Each year Cottingley’s Fairy Fest remembers the local legend: this month a fairy fancy dress parade was one of the centenary events. Next week Cottingley fun day will include a display on the fairies. Another exhibition has opened at Cliffe Castle Museum in Keighley and Bradford’s National Science and Media Museum, which has the girls’ five fairy photographs and their cameras, has launched an interactive show in its Wonderlab.

In our digital age, the unrefined images of hand-drawn fairies stuck to leaves look rather silly; we smirk at the notion of them fooling so many. But the summer of 1917 was a time like no other, when a grieving nation was embracing the otherworldly. The appalling loss of life in the 1914-1918 war led to a rise of spiritualism, with ordinary people turning to seances to communicate with sons, brothers, husbands and sweethearts who never returned from the trenches.

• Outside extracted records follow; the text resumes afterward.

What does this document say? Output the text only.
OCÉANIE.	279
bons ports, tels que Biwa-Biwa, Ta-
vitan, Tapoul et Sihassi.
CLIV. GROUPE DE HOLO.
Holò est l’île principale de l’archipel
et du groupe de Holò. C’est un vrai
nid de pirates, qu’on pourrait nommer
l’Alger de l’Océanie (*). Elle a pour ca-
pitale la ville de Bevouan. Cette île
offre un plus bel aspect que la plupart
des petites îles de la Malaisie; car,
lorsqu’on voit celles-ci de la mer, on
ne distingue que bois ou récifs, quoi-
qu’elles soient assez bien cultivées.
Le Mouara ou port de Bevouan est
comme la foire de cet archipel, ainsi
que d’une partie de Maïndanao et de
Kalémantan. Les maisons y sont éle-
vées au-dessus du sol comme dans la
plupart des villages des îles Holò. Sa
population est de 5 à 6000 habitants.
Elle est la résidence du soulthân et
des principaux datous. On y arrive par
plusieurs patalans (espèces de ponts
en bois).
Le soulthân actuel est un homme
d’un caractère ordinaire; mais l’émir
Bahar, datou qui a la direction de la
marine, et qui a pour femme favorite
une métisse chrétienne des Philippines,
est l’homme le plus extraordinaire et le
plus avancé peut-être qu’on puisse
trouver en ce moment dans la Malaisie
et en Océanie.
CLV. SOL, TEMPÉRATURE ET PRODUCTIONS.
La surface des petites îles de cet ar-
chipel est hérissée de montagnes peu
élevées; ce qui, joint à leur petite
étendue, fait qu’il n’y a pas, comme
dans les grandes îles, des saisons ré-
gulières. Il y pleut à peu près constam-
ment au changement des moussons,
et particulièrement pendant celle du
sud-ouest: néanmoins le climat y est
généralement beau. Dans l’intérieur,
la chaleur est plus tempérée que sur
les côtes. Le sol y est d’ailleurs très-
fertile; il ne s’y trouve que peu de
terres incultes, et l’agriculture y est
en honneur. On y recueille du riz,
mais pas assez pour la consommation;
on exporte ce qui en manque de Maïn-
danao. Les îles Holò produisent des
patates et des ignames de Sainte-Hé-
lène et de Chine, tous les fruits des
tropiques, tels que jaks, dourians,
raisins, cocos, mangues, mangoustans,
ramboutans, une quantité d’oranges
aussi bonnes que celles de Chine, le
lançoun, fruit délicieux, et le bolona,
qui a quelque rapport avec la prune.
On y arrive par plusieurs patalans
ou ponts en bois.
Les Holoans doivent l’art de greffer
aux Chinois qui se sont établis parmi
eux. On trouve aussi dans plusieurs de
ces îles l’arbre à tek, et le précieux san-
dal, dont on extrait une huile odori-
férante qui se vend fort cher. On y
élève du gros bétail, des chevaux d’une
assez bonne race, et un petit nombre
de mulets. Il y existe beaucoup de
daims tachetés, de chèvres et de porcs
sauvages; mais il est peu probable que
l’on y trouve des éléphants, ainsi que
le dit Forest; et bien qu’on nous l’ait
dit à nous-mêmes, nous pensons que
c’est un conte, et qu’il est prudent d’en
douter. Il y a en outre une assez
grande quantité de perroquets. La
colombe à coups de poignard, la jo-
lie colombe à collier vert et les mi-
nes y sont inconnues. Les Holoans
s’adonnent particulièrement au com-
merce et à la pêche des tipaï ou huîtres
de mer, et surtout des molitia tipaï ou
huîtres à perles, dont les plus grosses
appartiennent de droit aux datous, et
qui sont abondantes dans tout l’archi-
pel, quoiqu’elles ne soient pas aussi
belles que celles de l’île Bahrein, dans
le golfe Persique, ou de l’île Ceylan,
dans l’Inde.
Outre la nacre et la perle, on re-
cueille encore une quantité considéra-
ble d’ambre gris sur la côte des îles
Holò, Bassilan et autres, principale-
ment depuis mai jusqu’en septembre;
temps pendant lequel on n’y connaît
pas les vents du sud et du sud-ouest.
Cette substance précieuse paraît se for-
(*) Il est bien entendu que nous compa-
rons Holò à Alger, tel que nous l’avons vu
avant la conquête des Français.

Few families escaped the loss. Conan Doyle, whose son perished in the war, was a high-profile believer in spiritualism - and so convinced was he by the Cottingley Fairies that he gave the girls an expensive camera to capture more of the creatures on film.

If the fairy hoax had been at any other time in the 20th century, it wouldn’t have had the same impact. But the 1917-1920 period was fertile for belief. The world was a different place by the time the pair finally admitted the fakes, 60 years later.

York Press:

The Cottingley Fairies

Writing about the Cottingley Fairies over the years, what has struck me is how deeply opinion is divided - not so much on the photographs but on Frances and Elsie. Earlier this year I spoke to the family of the late Bradford University lecturer Professor Joe Cooper, who brought the hoax to public attention in 1982. By then the cousins were elderly women who had long since fallen out; Prof Cooper’s former wife recalled him driving up and down motorways to visit them separately, devoting years to his research. The fakery confession, she said, made a mockery of his work and gave him a nervous breakdown.

But he continued to believe in the final, eerie photo of transparent fairies in a misty nest. Frances also insisted this was the only real image. When I interviewed her daughter she too believed in it. “To her, fairies were part of nature,” she told me. “No different from tadpoles.” She said Frances felt betrayed when her confession went public. Prof Cooper’s family claim her confession made him ill. But both continued to believe in fairies.

Why does this hoax still fascinate us? Why do children parade as fairies in Cottingley and TV crews continue to visit? Probably for the same reason we love a blurred photo of Nessie.

Frances Griffiths wrote: “At nine years old I had no idea that what we did would haunt me all my life.” She may have admitted the prank, but she also clung to her belief in what she saw at Cottingley Beck. The world is a more interesting place for that.